Jacques Borde. Parce qu’une occupation étrangère finit toujours par susciter l’hostilité des Autochtones.

Charlotte Sawyer. La seule chose qui marche, ce sont les opérations de courte durée. Le Hit and run. Kolwesi, quoi. Où les guerres ultra-courtes, à l’israélienne. Et encore, pas toujours. Le reste ne marche quasiment jamais.

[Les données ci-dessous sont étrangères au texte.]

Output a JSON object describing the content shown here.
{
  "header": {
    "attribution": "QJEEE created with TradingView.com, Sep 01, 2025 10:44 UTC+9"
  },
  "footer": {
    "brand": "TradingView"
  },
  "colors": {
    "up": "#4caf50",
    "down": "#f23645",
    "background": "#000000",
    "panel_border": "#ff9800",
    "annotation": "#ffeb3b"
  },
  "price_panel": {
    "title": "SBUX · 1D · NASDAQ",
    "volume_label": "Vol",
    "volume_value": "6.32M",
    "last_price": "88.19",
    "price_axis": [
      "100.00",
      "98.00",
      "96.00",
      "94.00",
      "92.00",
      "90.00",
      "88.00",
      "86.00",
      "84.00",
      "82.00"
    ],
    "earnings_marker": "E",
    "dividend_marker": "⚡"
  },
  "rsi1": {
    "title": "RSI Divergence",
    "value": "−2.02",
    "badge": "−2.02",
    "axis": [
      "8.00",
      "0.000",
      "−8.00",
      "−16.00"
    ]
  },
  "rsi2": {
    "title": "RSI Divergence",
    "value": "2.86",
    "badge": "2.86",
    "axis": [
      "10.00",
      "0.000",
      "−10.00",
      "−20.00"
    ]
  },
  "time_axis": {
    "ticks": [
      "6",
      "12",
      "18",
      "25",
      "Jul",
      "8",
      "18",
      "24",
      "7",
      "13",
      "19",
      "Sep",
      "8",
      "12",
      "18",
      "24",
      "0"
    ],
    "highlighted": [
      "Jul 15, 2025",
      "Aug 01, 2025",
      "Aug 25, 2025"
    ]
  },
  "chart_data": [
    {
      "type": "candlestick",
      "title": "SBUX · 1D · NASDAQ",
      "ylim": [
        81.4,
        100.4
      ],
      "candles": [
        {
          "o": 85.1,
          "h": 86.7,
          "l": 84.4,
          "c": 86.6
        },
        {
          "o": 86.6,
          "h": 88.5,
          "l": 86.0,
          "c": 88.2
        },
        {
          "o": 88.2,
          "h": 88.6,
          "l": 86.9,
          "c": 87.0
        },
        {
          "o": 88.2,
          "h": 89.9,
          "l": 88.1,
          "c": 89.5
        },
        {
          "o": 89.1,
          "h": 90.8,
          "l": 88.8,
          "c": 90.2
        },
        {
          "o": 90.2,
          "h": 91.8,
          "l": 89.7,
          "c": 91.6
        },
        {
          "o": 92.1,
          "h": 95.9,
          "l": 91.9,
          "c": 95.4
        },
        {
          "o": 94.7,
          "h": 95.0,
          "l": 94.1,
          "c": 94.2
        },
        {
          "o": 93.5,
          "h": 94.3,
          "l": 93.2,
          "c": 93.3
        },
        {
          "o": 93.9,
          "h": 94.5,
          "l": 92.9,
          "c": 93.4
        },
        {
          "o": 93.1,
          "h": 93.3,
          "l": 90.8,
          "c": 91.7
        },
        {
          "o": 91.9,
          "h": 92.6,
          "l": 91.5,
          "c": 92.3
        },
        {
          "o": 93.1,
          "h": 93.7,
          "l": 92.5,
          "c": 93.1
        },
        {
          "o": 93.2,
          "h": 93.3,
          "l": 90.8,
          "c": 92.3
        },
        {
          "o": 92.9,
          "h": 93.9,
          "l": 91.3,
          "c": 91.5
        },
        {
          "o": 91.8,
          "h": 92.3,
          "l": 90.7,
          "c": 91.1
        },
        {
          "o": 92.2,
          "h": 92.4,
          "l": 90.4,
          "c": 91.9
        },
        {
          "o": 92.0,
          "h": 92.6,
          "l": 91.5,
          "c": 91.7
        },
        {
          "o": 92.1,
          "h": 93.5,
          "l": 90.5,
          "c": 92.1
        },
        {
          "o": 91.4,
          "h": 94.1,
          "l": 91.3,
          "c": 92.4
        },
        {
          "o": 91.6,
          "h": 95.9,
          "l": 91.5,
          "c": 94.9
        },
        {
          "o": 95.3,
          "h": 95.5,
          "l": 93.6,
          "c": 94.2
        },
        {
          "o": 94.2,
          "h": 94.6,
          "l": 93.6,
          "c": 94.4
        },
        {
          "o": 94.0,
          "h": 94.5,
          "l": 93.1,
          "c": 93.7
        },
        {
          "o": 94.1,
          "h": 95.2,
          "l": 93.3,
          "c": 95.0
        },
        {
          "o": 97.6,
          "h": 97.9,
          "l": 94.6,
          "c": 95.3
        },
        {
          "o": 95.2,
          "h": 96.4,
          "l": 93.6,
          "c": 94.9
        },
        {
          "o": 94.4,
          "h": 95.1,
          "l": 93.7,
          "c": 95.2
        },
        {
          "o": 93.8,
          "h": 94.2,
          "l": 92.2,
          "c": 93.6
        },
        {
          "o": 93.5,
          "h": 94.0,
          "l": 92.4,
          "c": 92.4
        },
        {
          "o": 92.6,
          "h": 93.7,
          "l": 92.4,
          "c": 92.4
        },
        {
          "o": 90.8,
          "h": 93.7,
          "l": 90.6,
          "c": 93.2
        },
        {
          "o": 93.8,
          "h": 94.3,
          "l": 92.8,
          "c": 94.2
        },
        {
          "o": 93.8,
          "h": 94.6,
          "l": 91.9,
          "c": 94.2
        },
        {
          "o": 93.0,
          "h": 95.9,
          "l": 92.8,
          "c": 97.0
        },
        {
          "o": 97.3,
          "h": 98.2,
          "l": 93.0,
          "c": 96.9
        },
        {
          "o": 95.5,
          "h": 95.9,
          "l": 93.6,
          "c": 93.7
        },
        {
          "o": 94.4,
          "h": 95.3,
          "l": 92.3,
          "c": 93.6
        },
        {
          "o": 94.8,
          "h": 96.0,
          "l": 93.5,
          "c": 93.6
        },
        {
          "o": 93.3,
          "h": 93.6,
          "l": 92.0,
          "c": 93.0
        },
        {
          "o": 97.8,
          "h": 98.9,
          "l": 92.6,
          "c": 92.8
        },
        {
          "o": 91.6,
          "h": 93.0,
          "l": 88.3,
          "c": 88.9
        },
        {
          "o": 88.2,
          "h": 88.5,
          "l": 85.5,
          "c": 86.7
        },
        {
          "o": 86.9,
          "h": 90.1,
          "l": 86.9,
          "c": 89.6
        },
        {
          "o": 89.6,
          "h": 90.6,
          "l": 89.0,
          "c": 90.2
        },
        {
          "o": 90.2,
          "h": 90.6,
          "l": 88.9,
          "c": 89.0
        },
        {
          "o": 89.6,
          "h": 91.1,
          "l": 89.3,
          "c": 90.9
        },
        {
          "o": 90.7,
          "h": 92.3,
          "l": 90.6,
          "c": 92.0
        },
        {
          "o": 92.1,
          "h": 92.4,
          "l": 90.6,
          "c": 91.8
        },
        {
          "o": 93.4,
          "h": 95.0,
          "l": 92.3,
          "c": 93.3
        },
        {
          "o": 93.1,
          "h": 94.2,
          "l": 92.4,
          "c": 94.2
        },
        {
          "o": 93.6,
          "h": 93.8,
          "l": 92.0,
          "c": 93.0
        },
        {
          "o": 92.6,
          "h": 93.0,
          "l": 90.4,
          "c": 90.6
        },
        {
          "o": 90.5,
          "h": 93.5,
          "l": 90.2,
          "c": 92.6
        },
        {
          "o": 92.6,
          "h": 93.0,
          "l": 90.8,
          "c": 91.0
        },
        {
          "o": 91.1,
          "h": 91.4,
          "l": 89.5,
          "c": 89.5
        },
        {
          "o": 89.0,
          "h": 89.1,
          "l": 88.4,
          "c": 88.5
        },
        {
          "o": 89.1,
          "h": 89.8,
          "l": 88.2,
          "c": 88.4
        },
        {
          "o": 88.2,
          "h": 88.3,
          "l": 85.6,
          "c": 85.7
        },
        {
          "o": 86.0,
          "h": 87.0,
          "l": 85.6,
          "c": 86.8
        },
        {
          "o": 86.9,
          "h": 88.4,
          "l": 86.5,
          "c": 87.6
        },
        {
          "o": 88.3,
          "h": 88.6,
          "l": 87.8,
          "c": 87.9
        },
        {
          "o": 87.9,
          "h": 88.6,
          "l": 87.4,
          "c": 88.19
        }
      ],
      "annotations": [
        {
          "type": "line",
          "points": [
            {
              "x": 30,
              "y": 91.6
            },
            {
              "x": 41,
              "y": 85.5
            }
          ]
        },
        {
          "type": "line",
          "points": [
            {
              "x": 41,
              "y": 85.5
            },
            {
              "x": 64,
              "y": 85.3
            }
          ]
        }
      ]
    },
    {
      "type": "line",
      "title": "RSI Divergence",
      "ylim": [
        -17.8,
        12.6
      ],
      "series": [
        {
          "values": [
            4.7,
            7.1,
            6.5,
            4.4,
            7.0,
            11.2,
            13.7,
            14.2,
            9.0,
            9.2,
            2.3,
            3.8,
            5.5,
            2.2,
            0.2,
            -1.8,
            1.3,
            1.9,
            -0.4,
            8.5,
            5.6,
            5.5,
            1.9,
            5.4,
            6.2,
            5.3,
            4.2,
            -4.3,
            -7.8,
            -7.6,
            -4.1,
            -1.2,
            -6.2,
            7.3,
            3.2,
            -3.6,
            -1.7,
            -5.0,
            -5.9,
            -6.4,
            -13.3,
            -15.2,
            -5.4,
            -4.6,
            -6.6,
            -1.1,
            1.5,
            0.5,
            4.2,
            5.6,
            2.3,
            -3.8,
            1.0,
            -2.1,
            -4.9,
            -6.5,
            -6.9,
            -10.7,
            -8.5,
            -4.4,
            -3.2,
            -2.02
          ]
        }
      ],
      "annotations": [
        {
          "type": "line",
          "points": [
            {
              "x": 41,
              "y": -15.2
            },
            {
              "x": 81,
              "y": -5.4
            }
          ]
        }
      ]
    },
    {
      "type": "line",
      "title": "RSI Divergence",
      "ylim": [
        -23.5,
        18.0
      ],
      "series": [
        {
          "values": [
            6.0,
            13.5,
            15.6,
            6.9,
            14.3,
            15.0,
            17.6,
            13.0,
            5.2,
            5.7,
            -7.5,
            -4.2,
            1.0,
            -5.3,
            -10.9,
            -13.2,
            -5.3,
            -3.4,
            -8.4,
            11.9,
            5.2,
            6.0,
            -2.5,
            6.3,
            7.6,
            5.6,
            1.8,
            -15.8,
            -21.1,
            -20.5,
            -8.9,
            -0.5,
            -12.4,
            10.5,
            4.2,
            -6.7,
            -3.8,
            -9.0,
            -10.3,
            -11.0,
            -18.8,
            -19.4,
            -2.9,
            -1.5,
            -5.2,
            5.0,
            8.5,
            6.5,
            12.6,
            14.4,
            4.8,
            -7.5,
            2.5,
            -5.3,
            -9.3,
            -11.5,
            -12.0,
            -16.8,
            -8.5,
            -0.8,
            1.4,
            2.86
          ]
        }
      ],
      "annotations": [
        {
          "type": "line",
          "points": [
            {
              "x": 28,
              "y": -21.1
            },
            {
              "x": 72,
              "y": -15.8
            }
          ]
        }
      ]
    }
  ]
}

Jacques Borde. Alors, ne critiquons pas trop les Américains, au vu du bilan de notre propre aventurisme militaire, il n’y a vraiment pas de quoi. Sans compter que nous sommes également incapable de faire régner l’ordre sur des parties de plus en plus importantes de notre pays.

| Q. Mais nos adversaires potentiels n’y disposent pas des capacités militaires des Tāliban ?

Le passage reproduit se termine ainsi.